It is not easy for anyone with profound sympathy to believe that individual Partingtons can sweep back with their little mops of beneficence and philanthropy the Atlantic Ocean of sin, suffering, and despair which floods in to the shores of our industrialism—at high tide nearly swamping its prosperity, and at low tide leaving all its ugliness, squalor, and despairing hopelessness bare to the eye of heaven.
Miss Royden looked out for something with a wider sweep, and in the year 1908 joined the Women's Suffrage Movement. It was her hope, her conviction, that woman's influence in politics might have a cleansing effect in the national life. She became an advocate of this great Movement, but an advocate who always based her argument on religious grounds. She had no delusions about materialistic politics. Her whole effort was to spiritualise the public life of England.
Here she made a discovery—a discovery of great moment to her subsequent career. She discovered that many came to her meetings, and sought personal interviews or written correspondence with her afterwards, who were not greatly interested in the franchise, but who were interested, in some tragic cases poignantly interested, in spiritual enfranchisement. Life revealed itself to her as a struggle between the higher and lower nature, a conflict in the will between good and evil. She was at the heart of evolution.
It became evident to Miss Royden that she had discovered for herself both a constituency and a church. Some years after making this discovery she abandoned all other work, and ever since, first at the City Temple and now at the Guildhouse in Eccleston Square, has been one of the most effective advocates in this country of personal religion.
She does not impress one by the force of her intellect, but rather by the force of her humanity. You take it for granted that she is a scholar; you are aware of her intellectual gifts, I mean, only as you are aware of her breeding. The main impression she makes is one of full humanity, humanity at its best, humanity that is pure but not self-righteous, charitable but not sentimental, just but not hard, true but not mechanical in consistency, frank but not gushing. Out of all this come two things, the sense of two realisms, the realism of her political faith, and the realism of her religious faith. You are aware that she feels the sufferings and the deprivations of the oppressed in her own blood, and feels the power, the presence, and the divinity of Christ in her own soul.

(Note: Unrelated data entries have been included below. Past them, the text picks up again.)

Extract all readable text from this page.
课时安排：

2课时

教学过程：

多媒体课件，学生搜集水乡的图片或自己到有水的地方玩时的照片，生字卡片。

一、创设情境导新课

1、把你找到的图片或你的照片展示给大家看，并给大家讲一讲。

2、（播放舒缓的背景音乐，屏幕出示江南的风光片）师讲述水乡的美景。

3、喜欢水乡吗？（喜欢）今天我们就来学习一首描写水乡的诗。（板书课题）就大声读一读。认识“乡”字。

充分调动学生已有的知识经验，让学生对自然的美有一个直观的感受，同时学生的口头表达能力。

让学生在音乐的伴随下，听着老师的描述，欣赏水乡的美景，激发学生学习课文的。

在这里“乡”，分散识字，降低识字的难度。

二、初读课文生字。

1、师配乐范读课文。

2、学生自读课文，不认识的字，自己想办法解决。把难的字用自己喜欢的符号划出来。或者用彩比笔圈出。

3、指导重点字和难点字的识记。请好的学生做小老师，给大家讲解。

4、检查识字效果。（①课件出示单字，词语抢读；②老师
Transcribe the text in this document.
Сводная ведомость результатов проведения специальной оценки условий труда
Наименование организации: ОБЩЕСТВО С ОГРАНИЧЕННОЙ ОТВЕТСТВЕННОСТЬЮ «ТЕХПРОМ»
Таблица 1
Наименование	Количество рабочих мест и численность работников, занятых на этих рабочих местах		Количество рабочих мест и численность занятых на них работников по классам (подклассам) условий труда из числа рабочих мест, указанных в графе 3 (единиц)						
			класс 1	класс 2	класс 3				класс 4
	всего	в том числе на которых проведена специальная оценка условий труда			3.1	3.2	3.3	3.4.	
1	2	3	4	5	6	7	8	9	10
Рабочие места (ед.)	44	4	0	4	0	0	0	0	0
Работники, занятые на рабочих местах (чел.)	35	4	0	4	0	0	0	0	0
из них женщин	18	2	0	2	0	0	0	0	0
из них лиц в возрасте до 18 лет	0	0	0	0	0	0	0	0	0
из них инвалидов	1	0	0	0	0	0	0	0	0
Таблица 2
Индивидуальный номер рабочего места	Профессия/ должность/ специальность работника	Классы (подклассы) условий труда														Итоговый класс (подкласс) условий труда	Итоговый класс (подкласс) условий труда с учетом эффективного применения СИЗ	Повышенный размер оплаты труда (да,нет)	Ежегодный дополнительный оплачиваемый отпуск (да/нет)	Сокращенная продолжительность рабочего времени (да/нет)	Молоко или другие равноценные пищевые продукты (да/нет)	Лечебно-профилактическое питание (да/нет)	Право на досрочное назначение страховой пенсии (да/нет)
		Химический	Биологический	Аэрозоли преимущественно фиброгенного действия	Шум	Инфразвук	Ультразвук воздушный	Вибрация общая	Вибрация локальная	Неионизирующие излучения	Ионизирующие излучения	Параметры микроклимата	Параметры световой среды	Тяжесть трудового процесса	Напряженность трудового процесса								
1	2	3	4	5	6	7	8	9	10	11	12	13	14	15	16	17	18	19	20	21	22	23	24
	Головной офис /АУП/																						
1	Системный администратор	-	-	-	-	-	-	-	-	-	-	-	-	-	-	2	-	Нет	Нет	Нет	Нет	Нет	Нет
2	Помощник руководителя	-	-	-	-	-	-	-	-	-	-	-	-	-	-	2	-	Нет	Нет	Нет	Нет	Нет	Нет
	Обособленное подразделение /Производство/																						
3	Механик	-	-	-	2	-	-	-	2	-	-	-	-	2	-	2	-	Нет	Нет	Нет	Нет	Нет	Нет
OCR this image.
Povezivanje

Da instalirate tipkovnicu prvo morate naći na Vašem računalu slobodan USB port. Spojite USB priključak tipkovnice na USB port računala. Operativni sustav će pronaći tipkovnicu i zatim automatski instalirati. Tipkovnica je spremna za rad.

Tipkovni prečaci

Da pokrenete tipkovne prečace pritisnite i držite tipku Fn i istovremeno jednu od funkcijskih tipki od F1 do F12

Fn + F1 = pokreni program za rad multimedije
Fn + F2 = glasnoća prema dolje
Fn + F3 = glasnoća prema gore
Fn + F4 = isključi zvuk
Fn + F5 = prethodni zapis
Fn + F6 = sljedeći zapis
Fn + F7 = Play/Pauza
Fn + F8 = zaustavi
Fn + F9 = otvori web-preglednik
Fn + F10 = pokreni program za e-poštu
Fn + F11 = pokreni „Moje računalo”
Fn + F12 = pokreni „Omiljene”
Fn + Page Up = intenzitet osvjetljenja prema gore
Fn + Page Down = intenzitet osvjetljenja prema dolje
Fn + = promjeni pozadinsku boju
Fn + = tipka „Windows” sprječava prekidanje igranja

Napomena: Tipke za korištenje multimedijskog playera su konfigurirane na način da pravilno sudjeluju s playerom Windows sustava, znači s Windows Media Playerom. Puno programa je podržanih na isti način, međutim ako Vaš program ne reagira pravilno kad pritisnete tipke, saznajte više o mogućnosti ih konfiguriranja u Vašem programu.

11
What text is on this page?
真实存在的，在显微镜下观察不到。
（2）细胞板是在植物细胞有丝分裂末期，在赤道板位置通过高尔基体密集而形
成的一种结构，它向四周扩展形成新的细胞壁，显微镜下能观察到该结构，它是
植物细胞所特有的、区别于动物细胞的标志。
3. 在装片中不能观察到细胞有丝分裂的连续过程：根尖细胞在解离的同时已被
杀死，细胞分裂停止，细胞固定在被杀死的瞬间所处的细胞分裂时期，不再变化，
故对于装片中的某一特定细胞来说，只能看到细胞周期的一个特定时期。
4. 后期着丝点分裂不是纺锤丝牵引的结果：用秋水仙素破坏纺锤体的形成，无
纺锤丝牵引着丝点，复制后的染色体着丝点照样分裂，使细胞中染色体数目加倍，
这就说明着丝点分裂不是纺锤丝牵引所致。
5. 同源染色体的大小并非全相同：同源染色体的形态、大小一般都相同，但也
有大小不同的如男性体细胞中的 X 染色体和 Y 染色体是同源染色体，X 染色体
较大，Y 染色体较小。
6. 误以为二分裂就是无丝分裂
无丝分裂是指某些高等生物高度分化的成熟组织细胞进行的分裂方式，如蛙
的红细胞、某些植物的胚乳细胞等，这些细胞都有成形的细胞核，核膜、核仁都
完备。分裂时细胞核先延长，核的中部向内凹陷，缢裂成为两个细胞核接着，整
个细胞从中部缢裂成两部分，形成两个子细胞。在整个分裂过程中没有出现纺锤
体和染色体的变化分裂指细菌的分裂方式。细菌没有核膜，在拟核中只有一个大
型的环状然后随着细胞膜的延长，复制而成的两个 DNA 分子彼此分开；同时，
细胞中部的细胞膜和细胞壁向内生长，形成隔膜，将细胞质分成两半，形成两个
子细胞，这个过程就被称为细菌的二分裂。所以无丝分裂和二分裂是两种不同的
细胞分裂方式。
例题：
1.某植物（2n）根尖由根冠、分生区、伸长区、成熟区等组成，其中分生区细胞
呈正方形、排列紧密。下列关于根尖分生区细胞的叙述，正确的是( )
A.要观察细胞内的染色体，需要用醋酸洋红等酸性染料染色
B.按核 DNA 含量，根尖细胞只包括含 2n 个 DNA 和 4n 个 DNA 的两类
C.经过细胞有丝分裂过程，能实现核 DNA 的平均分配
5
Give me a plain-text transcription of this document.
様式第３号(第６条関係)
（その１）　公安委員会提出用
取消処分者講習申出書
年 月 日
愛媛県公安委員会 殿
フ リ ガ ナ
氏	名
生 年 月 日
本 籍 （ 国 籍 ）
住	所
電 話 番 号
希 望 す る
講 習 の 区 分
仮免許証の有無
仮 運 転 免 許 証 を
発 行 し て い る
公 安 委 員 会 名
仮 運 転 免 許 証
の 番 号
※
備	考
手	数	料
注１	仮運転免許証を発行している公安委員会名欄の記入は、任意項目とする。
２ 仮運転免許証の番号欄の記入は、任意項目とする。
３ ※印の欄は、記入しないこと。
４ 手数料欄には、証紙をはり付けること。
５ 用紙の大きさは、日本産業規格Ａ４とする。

It is a grateful experience to sit with this woman, who is so like the best of men but is so manifestly the staunchest of women. Her face reveals the force of her emotions, her voice, which is musical and persuasive, the depth of her compassion. In her sitting-room, which is almost a study and nearly an office, hangs a portrait of Newman, and a prie-Dieu stands against one of the walls half-hidden by bookshelves. She is one of the few very busy people I have known who give one no feeling of an inward commotion.
Apart from her natural eloquence and her unmistakable sincerity, apart even from the attractive fullness of her humanity, I think the notable success of her preaching is to be attributed to a single reason, quite outside any such considerations. It is a reason of great importance to the modern student of religious psychology. Miss Royden preaches Christ as a Power.
To others she leaves the esoteric aspects of religion, and the ceremonial of worship, and the difficulties of theology, and the mechanism of parochial organisation. Her mission, as she receives it, is to preach to people who are unwilling and suffering victims of sin, or who are tortured by theological indecision, that Christ is a Power, a Power that works miracles, a Power that can change the habits of a lifetime, perhaps the very tissues of a poisoned body, and can give both peace and guidance to the soul that is dragged this way and that.
One may be pardoned for remarking that this is a rather unusual form of preaching in any of the respectable churches. Christianity as a unique power in the world, a power which transfigures human life, which tears habitude up by the roots, and which gives new strength to the will, new eyes to the soul, and a new reality to the understanding; this, strange to say, is an unusual, perhaps an unpopular subject of clerical discourse. It is Miss Royden's insistent contribution to modern theology.
She tells me that so far as her own experience goes, humanity does not seem to be troubled by intellectual doubts. She is inclined to think that it is even sick of such discussions, and is apt to describe them roughly and impatiently as "mere talk." Humanity, as she sees it, is immersed in the incessant struggle of moral evolution.